Entre os destaques estão “Cidade Invisível”, que retorna com sua terceira temporada misturando folclore brasileiro com suspense urbano, e a inovadora “Sob Pressão”, que aborda os desafios do sistema de saúde pública. A série “Bom Dia, Verônica” também ganhou notoriedade internacional, com sua trama policial envolvente e atuações marcantes.
O sucesso é atribuído a roteiros originais, direção de peso e elenco estelar. Nomes como Bianca Comparato, Marco Pigossi e Debora Nascimento tornaram-se internacionais, estampando capas de revistas e participando de premiações no exterior. A produtora O2 Filmes e o diretor José Padilha lideram essa nova onda, enquanto a Globo investe pesado em coproduções globais.
A tendência é de crescimento: segundo dados da Associação Brasileira de Televisão, a exportação de séries brasileiras cresceu 40% em relação a 2025, gerando bilhões em receita.
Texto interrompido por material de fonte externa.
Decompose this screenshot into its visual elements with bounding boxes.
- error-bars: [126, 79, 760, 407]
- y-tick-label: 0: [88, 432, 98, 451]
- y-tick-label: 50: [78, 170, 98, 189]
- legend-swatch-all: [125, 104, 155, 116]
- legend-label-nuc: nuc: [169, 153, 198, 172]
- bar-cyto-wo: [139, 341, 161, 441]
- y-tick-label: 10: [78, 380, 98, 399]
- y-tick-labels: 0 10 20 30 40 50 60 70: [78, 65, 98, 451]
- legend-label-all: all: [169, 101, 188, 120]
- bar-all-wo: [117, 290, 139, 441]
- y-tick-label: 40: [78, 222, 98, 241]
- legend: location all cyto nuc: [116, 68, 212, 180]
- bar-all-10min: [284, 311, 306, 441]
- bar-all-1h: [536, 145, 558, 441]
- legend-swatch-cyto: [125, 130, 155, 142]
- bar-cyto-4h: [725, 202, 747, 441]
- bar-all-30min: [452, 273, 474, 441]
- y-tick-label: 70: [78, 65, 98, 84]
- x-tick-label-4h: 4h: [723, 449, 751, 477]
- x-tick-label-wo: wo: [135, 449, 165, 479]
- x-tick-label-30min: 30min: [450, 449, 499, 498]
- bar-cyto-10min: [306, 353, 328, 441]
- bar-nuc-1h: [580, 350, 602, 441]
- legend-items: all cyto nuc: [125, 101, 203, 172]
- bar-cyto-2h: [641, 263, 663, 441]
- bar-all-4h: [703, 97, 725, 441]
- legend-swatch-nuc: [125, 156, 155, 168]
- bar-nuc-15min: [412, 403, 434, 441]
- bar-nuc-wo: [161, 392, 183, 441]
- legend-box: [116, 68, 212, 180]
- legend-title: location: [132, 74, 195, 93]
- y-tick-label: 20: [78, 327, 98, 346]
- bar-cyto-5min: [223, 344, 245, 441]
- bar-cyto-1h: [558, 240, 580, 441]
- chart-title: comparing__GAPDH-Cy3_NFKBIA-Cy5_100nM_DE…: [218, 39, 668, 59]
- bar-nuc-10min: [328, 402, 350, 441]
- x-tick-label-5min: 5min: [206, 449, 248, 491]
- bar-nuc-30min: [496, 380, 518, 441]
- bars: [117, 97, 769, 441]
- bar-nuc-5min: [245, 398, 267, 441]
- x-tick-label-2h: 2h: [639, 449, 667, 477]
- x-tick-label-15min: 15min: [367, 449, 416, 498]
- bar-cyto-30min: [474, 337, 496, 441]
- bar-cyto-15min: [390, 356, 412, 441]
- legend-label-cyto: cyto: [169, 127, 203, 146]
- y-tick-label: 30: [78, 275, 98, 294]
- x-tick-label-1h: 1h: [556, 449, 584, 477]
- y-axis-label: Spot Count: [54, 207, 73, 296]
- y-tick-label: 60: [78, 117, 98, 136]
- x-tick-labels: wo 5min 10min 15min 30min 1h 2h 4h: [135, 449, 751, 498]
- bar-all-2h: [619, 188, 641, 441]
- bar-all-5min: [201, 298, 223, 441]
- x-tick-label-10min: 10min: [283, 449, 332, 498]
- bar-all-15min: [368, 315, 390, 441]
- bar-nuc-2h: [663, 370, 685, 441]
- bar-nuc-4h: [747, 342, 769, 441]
A diversidade de temas – que vão de dramas históricos a comédias românticas – atrai cada vez mais assinantes estrangeiros. “O Brasil tem uma riqueza cultural imensa e histórias universais que ressoam em qualquer lugar”, afirma o crítico Rogério Durst.
Com a chegada de novas plataformas e a demanda por representatividade, as séries brasileiras estão apenas começando a escrever seu capítulo de sucesso global.